Falling Branch String Band Just Plain Rocks
Falling Branch String Band does its own take on traditional southern Appalachian music. The gang consists of Ken Sheller, Hazel Wood, Mary and Les Caraher. They pride themselves on not just their string playing, but also their close harmony singing. For more info, check out www.fallingbranchband.com.
Graffiti: What are you up to lately?
FBSB: We’re making a CD, that’s taking forever it seems. It is made up of our favorite vocals, pieces taken from Falling Branch repertoire and from our a cappella gospel group we call, “God Only Knows.” We’ve been playing mostly local festivals – Pattifest, Glenville, Seneca Rocks. We also play for family reunions and quite often for church groups. We’re always working on new songs and are working hard on four-part a cappella gospel music.
Graffiti: How did you get interested in old-time Appalachian music?
Les: I became interested around in the 1970s, when I acquired a banjo. A friend of mine in the Washington D.C., area played a Pete Seeger-style banjo and I learned from him and the Pete Seeger Banjo instruction book. This led me to listen to old-time and Bluegrass records, meeting folks who played both. Eventually, I settled on OT because I was asked to play in an OT band called “Sweet Water String Band.”
Mary: I met Les in 1978 and immediately began singing old-time music with him. I took up autoharp, then guitar, then fiddle. Before that I had always loved to sing and participated in choirs and singing groups from an early age. I discovered WWVA, which I could receive while living in White Plains, N.Y., at the age of 13 and was drawn to the old-time country sound.
Hazel: Through Mary and Les. I attended several functions at which Falling Branch sang prior to ever having a thought about singing with them.
Ken: I heard it and I liked it.
Graffiti: Often, people interested in old-time Appalachian music have other traditional hobbies or interests, too. Do you get into old recipes, heirloom gardening, quilting or other traditional crafts?
Les: We built our home out of rough-hewn logs. We garden and can our own vegetables. I love to hike, bird watch, bicycle, cook old Italian recipes and deer hunt.
Mary: I discovered quilting a few years ago and have made a few quilts; hope to have time to do more of that in the future.
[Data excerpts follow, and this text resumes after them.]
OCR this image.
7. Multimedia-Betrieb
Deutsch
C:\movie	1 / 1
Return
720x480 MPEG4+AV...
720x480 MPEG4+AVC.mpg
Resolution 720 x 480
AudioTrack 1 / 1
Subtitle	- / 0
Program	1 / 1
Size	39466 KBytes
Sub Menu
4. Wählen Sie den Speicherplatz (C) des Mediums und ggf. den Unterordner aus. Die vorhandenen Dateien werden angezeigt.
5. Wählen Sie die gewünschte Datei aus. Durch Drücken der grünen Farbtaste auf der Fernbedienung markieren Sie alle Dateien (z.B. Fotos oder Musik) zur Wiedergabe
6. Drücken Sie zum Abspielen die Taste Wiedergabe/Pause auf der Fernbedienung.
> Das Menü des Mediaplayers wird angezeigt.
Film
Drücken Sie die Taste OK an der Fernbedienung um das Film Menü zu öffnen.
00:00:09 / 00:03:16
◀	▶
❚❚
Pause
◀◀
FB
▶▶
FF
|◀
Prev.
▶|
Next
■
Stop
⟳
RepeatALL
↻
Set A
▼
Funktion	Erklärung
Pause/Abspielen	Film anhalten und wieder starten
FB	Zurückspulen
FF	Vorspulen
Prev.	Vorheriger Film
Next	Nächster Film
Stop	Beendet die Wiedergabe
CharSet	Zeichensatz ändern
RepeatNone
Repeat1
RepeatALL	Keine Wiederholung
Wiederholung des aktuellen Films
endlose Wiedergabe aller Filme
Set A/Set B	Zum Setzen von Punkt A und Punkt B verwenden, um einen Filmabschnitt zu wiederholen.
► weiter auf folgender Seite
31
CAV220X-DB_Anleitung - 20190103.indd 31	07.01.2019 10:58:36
I garden, can vegetables, hike in the woods and bike on the nearby trail. I love to bake fruit pies from our own cherries, blueberries and blackberries.
Hazel: My husband and I put out a garden every year, and we put up a lot of fruits and vegetables that we have grown. I love to bake and am always looking for different recipes. I have done some quilting. I have knotted one, and am working on two others at this time. I do some crocheting and love stamped embroidery.
Ken: I do a little chip carving and have dabbled in pysanky.
Graffiti: What instruments do you play?
Les: In the band I play guitar. I play clawhammer banjo, carter scratch guitar (and sometimes swing guitar), autoharp, harmonica and a very scratchy fiddle.
Mary: I play fiddle in the band and sometimes guitar. I can play autoharp but have let that slide in recent years. I’m planning on taking up bass fiddle this summer. I am a beginning piano player and probably will never get beyond that level.
Hazel: I am playing bass fiddle with the band. Before that I played the udu. I play piano, but am not great. I love playing hymns and fill in at a couple of different churches when needed.
Ken: In the band I mostly play banjo and occasionally backup guitar. Outside of the band, I play hammered dulcimer.
Graffiti: Where in West Virginia and eastern Kentucky do you play?
FBSB: We play mostly in and around Randolph County and Elkins.
Graffiti: What are the biggest gigs you’ve played?
FBSB: As a band, probably the Glenville State Folk Festival, a benefit last year for Habitat for Humanity in St. Marys, the West Virginia State Forest Festival in Elkins, the Ramp Festival in Elkins, the Augusta Heritage Center Festival, the Pickens Maple Syrup Festival and the Randolph County Community Arts Center.